Piquet revela ter problema cardíaco e relembra disputa na Williams

quinta-feira, 11 de agosto de 2011

Nelson Piquet tem um hobby: colecionar carros antigos. Embora o tricampeão mundial de Fórmula 1 sinta orgulho de seu museu particular, montado em Brasília, o passatempo também funciona como uma espécie de terapia para o ex-piloto, conforme ele mesmo revelou ao programa Linha de Chegada, da Sportv.

Em entrevista a Reginaldo Leme, Nelson Piquet contou sobre sua carreira no automobilismo. Há 30 anos, ele conquistava o primeiro de seus três títulos mundiais na Fórmula 1. Sem correr desde 1993, ele se dedicou ao hobby para superar um problema cardíaco, que poderia até causar morte súbita..

“Isto aqui é pura brincadeira. Não é nada, é meu passatempo. Há poucos anos, descobri que tinha um problema de má formação no coração e fui pesquisar o que podia fazer, se poderia operar. Encontrei um médico muito engraçado na Áustria, que me falou que poderia ter uma vida mais tranquila e fazer muitas coisas para prolongá-la”, disse.

Piquet ainda contou os conselhos dados pelo médico: beber um pouco, trabalhar menos e não ter mulher “chata” “Fui na dele. Tentei beber; não consegui. Travava os pés. O álcool me faz mal. Comecei a trabalhar menos e minha mulher é uma maravilha. O que me mata mais hoje é ver as corridas dos meninos”, afirmou, referindo-se aos filhos.
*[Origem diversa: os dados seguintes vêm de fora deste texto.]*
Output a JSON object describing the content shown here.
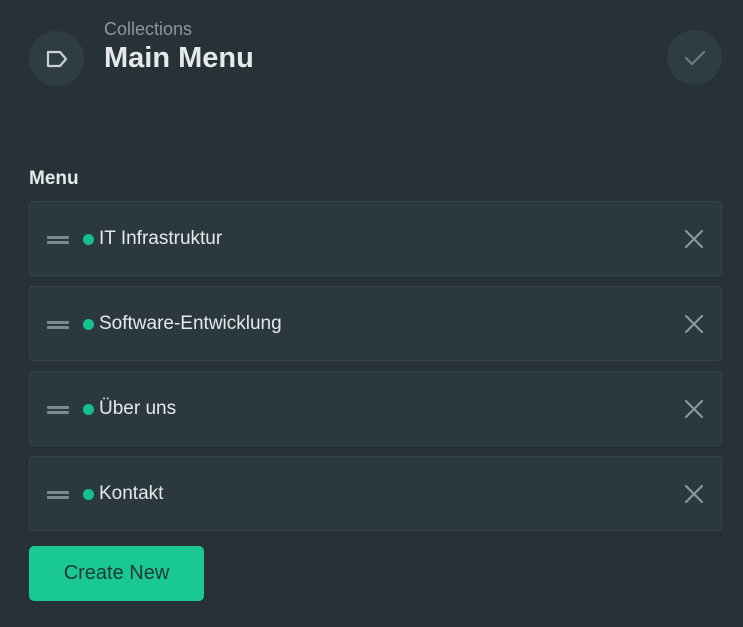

O ex-piloto comparou a Fórmula 1 de hoje e da época na qual corria. “A coisa mais difícil naquela época era que os carros não duravam todas as corridas. Não andávamos 100% a corrida inteira. Era mais complicado. Meu campeonato mais difícil foi o último, sem dúvida. Frank Williams teve um acidente e tive todo tipo de briga. Desenvolvi os carros e tinha mais experiência do que o Mansell, mas ele era um inglês dentro de uma equipe inglesa. Tive que usar muita astúcia para conseguir ganhar o campeonato”, comentou.

Ao falar dos momentos difíceis de sua carreira, Piquet lembrou a pancada na cabeça em um acidente sofrido em Ímola “Acho que nunca mais voltei ao que era. Era um segundo mais lento do que Mansell”, contou.

Outro acidente grave sofrido por Piquet foi em Indianápolis, quando sofreu múltiplas fraturas nas pernas e nos pés. “Era um sonho correr em Indianápolis. Apareceu a oportunidade quando tinha parado de correr. Se pensar hoje, foi uma coisa boa. Criou uma parede entre correr e não correr. Eu me dediquei ao meu trabalho e tudo deu certo”, completou.